A banda de Requião está à beira de um ataque de nervos. Ontem, o governador convocou os mais confiáveis e maduros para debater a crise.

A situação foi aberta pela resposta de Botto de Lacerda aos ataques que vinha sofrendo do grupo articulado por Benedito Pires, Delazaris e afins.

Estava tenso o governador. Lamentou os entreveros que desviam a atenção do distinto público de seus feitos para concentrar-lhe o interesse nas denúncias de corrupção.

A oposição não perde tempo. O boss do PPS, Rubens Bueno, convocou quatro presidente de partidos de oposição. Abelardo Lupion, do DEM, Osmar Dias, do PDT, Valdir Rossoni, do PSDB, Severino Araújo, do PSB, para uma reflexão sobre a crise em que se funda o governo Requião.

A responsabilidade das oposições, diz Bueno, é mostrar à sociedade os riscos que ela corre tendo um governo com tamanhas distorções como essas apontadas na carta do ex-Procurador geral do estado, Sérgio Botto de Lacerda.

Requião anda tiririca com os briguentos. Não é para menos. Depois do destampatório de Botto de Lacerda, depois da série de denúncias de corrupção, depois da briga interna, depois de tudo o serviço de informação do governo anunciou pesada bomba para a semana que vem. Assunto relacionado à Sanepar e que alcança assessores diretos do governador. Algo que pode caracterizar o revide. Aguardemos.

O certo é que Requião percebeu que as pendengas entre grupos e lacaios se acotovelando acabam lhe tirando o pouco que lhe resta de prestígio e popularidade, especialmente nos segmentos da sociedade mais afeitos à leitura e à reflexão.

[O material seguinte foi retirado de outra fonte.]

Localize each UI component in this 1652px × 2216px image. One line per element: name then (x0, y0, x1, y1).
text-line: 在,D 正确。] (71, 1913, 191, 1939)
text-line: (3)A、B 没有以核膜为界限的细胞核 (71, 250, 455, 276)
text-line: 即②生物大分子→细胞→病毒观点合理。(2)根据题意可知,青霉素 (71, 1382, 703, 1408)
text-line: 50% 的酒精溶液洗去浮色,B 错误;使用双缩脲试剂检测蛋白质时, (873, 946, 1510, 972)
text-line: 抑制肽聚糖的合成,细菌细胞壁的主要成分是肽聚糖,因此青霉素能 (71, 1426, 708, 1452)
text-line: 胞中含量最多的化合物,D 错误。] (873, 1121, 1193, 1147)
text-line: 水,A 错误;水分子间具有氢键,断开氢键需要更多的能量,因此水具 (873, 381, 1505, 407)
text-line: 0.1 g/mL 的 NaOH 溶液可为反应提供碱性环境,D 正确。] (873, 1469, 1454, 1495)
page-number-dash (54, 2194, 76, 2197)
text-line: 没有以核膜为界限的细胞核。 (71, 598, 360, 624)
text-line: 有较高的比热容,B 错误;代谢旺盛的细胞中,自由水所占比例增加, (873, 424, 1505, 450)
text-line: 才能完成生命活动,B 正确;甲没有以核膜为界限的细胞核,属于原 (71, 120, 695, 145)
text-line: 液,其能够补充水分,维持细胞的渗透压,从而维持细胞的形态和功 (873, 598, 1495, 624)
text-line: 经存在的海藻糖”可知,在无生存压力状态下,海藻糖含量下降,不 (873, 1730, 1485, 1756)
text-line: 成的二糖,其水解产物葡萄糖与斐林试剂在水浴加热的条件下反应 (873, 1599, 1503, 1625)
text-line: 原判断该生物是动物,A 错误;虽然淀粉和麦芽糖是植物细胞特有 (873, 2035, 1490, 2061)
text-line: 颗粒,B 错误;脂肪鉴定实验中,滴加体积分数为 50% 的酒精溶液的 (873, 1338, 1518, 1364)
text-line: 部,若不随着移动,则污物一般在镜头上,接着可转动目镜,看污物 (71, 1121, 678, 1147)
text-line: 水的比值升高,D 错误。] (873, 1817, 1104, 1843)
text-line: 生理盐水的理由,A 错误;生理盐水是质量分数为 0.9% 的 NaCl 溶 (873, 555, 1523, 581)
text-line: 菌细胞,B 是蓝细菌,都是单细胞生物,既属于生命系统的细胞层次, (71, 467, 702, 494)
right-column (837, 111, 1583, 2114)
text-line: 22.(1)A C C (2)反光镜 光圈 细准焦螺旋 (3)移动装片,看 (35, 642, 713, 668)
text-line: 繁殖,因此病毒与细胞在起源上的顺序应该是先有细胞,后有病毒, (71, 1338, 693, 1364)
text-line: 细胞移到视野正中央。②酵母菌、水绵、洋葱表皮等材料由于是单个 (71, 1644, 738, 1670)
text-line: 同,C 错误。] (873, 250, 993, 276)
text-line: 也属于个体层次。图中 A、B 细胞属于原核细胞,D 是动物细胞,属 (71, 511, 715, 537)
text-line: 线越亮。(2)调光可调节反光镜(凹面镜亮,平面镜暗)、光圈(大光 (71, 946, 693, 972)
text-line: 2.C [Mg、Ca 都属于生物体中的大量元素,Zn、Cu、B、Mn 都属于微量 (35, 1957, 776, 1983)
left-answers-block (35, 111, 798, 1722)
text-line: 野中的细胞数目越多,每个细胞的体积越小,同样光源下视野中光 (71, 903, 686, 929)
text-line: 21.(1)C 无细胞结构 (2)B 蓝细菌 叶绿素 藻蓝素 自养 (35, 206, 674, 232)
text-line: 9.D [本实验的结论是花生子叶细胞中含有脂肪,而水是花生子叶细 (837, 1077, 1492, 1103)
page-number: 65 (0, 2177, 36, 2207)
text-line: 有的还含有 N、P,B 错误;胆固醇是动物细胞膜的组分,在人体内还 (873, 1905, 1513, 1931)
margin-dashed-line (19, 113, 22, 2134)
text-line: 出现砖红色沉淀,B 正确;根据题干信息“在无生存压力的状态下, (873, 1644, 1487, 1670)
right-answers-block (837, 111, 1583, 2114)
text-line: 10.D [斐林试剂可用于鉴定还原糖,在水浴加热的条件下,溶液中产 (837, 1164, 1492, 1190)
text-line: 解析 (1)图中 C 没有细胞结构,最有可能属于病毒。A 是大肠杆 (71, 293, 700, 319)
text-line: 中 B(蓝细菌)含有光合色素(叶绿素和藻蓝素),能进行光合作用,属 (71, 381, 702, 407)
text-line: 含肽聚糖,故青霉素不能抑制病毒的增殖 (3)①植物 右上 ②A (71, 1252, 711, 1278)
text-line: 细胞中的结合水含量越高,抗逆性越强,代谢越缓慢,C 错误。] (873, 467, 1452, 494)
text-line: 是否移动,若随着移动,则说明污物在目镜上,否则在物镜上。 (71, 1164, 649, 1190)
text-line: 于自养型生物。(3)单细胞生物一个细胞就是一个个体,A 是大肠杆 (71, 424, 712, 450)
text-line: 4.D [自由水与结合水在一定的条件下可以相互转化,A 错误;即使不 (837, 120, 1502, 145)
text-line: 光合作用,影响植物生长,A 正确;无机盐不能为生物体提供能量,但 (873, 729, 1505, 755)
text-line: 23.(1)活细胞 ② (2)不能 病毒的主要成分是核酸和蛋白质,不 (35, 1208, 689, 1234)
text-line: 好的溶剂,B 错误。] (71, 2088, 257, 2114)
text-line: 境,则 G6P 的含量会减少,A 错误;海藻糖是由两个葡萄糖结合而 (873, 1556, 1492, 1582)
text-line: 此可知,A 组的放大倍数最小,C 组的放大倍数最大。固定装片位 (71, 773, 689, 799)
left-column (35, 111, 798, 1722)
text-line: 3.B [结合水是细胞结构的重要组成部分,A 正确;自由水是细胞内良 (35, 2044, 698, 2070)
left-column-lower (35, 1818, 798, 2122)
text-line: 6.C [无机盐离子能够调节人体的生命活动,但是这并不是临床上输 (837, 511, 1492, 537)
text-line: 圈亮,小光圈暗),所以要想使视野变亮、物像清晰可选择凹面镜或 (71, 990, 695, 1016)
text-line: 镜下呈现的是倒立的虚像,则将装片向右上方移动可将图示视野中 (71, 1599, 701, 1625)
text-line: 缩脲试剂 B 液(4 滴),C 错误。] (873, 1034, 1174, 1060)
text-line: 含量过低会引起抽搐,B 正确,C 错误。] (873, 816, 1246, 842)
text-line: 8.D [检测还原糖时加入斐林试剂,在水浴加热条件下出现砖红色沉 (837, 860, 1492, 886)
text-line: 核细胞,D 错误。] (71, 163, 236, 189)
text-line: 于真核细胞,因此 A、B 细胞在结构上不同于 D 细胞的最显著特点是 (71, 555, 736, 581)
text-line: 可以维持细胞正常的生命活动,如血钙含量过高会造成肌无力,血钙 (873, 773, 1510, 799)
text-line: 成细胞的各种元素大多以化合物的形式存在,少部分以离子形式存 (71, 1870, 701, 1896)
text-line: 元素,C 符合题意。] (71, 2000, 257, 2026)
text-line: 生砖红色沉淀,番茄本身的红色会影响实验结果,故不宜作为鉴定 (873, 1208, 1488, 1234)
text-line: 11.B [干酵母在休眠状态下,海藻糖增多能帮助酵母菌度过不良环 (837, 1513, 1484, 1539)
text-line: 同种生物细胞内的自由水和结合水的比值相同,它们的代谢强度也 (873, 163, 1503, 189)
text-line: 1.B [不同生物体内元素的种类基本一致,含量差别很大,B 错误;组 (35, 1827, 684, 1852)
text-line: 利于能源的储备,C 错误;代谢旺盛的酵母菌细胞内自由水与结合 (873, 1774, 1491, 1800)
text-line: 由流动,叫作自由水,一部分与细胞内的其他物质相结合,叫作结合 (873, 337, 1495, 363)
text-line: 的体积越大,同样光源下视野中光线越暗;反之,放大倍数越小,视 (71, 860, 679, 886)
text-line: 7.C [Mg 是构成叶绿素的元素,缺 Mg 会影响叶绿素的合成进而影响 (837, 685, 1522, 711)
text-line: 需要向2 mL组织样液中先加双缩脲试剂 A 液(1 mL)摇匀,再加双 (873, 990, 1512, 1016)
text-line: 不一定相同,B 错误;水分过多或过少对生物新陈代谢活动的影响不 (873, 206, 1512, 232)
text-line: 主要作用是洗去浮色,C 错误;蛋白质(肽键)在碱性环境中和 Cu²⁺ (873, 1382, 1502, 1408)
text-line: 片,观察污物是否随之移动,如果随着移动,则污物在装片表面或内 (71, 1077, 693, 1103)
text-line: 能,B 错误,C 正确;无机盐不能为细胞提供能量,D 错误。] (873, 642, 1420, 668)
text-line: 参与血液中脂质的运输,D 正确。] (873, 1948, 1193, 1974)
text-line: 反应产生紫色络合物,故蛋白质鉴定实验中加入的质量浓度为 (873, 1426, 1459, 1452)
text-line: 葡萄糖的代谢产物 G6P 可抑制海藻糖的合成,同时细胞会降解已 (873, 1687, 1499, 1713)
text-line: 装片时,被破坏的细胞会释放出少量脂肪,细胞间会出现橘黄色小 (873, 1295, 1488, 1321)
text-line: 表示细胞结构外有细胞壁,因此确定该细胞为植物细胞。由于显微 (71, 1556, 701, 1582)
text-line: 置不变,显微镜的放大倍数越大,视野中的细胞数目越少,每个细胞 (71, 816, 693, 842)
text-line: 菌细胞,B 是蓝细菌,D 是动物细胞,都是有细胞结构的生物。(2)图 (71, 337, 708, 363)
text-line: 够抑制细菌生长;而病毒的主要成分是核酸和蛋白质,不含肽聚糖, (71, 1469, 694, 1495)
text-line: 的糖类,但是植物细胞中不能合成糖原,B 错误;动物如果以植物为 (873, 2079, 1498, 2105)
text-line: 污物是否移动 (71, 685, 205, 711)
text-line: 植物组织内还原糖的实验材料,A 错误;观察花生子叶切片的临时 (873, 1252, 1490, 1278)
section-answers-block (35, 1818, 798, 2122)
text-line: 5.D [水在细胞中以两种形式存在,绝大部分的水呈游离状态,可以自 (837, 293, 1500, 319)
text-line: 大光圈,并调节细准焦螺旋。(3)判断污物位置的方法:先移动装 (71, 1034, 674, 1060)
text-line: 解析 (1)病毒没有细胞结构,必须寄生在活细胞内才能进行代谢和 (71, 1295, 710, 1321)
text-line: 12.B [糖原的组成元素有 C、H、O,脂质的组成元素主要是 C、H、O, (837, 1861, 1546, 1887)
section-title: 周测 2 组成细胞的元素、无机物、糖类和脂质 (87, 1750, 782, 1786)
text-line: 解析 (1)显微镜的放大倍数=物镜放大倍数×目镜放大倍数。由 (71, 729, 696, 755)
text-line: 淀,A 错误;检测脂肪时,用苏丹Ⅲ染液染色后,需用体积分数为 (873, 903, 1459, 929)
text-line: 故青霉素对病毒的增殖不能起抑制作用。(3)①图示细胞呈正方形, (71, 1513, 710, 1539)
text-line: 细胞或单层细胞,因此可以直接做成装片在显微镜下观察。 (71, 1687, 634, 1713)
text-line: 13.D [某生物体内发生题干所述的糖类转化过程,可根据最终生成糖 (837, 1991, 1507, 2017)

De qualquer forma, a sociedade agora lhe cobra uma resposta e já não há como insistir na técnica do avestruz, a cabeça escondida e o resto exposto.


Um comentário

  1. caio brandao
    sexta-feira, 2 de novembro de 2007 – 11:38 hs

    Alvaro Dias, quando Governador,sempre teve à disposição um razoável estoque de corruptos. Vez por outra imolava um deles, em praça pública, com toda a pirotecnia possível. Assim, passou o mandato como caçador de corruptos e manteve alto o nível de credibilidade do seu Governo. Para Requião ainda há tempo. Se ele jogar à fogueira uns dois ou três colaboradores mais polêmicos e fizer um rodízio na administração, ainda pode dar ao eleitor a sensação de alma lavada. Requião não tem rabo preso e, portanto, pode chutar o dos outros com o vigor que os políticos costumam exibir quando se trata de salvar a própria pele.